Arts

True Fiction

June 18, 2018  • Institute Staff

Quoting Mark Twain’s famous “Presidential Stump Speech,” the actor John Lithgow said, “I’ve pretty much made up my mind to run for president.” Delivered from behind the same lectern that once framed the speech’s author, the packed auditorium chuckled at Twain’s hubris. On February 5, the Institute’s Arts Program partnered with the Cooper Union and the Public Theater to bring together a range of renowned artists as well as famed Harvard political philosopher Michael Sandel to address the question, Who needs truth? Directed by the Arts Program’s Damian Woetzel, the evening featured a cast of remarkable artists, including actors Brandon Victor Dixon, Bill Irwin, Paola Mendoza, and Phumzile Sitole; dancer and actor Carmen de Lavallade; and musicians Kate Davis, Savannah Harris, and Gabe Schnider—all of whom delivered thought-provoking performances that took the audience on an artistic tour of the truth. (The event also served as the launch for the inauguration of Laura Sparks as the incoming president of the Cooper Union.) Artists interpreted the works of Hannah Arendt, James Baldwin, and William Shakespeare.
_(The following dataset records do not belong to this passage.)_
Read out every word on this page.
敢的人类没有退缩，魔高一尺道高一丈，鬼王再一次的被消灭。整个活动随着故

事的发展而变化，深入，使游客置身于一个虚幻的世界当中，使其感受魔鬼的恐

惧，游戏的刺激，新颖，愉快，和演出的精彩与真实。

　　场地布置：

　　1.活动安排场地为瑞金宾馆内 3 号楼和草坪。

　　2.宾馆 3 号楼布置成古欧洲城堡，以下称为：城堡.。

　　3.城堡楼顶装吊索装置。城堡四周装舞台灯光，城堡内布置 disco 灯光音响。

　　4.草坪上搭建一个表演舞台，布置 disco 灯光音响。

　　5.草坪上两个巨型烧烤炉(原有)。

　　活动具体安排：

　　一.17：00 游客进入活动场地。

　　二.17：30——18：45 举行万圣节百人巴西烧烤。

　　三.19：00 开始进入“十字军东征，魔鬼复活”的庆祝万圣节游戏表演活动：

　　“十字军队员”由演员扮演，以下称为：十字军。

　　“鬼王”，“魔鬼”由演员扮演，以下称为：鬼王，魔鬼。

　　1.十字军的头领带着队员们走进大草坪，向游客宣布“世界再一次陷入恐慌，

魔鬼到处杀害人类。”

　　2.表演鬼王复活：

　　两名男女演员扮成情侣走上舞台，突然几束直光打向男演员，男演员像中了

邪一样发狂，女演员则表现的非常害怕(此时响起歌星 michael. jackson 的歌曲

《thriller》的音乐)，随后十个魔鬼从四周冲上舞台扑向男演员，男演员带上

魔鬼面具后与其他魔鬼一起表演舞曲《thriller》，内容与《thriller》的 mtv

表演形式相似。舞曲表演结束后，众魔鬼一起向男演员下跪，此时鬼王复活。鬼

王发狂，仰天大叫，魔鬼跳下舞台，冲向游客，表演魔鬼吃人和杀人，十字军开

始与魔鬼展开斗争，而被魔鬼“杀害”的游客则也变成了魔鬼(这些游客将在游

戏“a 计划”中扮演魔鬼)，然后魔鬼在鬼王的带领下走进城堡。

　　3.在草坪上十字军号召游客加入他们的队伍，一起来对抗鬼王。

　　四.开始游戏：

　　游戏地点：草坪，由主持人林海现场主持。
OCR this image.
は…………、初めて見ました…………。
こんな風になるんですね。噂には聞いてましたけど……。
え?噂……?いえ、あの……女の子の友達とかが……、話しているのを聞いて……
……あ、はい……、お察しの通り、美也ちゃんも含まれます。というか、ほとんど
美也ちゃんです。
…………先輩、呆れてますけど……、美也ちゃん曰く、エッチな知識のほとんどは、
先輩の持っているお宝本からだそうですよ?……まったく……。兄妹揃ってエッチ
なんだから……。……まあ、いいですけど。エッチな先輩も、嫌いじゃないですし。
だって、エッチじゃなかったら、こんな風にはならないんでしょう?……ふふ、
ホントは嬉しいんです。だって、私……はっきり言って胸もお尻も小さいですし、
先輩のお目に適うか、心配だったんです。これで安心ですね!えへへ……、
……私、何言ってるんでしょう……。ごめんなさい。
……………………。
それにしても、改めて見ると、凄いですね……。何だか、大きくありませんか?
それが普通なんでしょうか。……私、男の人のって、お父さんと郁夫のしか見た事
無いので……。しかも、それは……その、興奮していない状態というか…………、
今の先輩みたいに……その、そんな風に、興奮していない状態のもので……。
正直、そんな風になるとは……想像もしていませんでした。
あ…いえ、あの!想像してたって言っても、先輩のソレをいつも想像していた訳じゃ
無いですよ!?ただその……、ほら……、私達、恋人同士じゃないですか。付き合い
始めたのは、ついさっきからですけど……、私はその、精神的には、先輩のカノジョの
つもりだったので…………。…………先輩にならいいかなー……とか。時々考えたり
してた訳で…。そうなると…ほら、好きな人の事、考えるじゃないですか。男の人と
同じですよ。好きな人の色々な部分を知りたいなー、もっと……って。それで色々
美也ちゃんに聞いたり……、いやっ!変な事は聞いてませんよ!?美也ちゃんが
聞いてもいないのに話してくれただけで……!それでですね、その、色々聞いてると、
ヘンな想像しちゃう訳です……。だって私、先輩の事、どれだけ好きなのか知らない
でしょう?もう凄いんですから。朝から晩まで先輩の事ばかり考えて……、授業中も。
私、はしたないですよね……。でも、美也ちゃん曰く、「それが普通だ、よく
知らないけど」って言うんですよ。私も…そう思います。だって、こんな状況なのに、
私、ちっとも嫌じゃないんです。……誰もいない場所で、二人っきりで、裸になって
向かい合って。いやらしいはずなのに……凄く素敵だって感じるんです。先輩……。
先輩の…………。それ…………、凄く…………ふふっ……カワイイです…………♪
A collaboration between poet Elizabeth Alexander and tap-dancer Michelle Dorrance captured the cadence of Dr. Martin Luther King’s voice. And a reading of the watershed 1860 speech Abraham Lincoln gave in that same space at the Cooper Union made history feel contemporary. That’s when Sandel turned things over to the audience, asking, “When is it acceptable to lie?” Audience members hotly debated the topic before ending the evening with a lively exchange between Sandel and Lithgow, who described the critical value of fi ction to reality. Art, Lithgow explained, is “a creative lens by which to see and understand an even deeper truth.”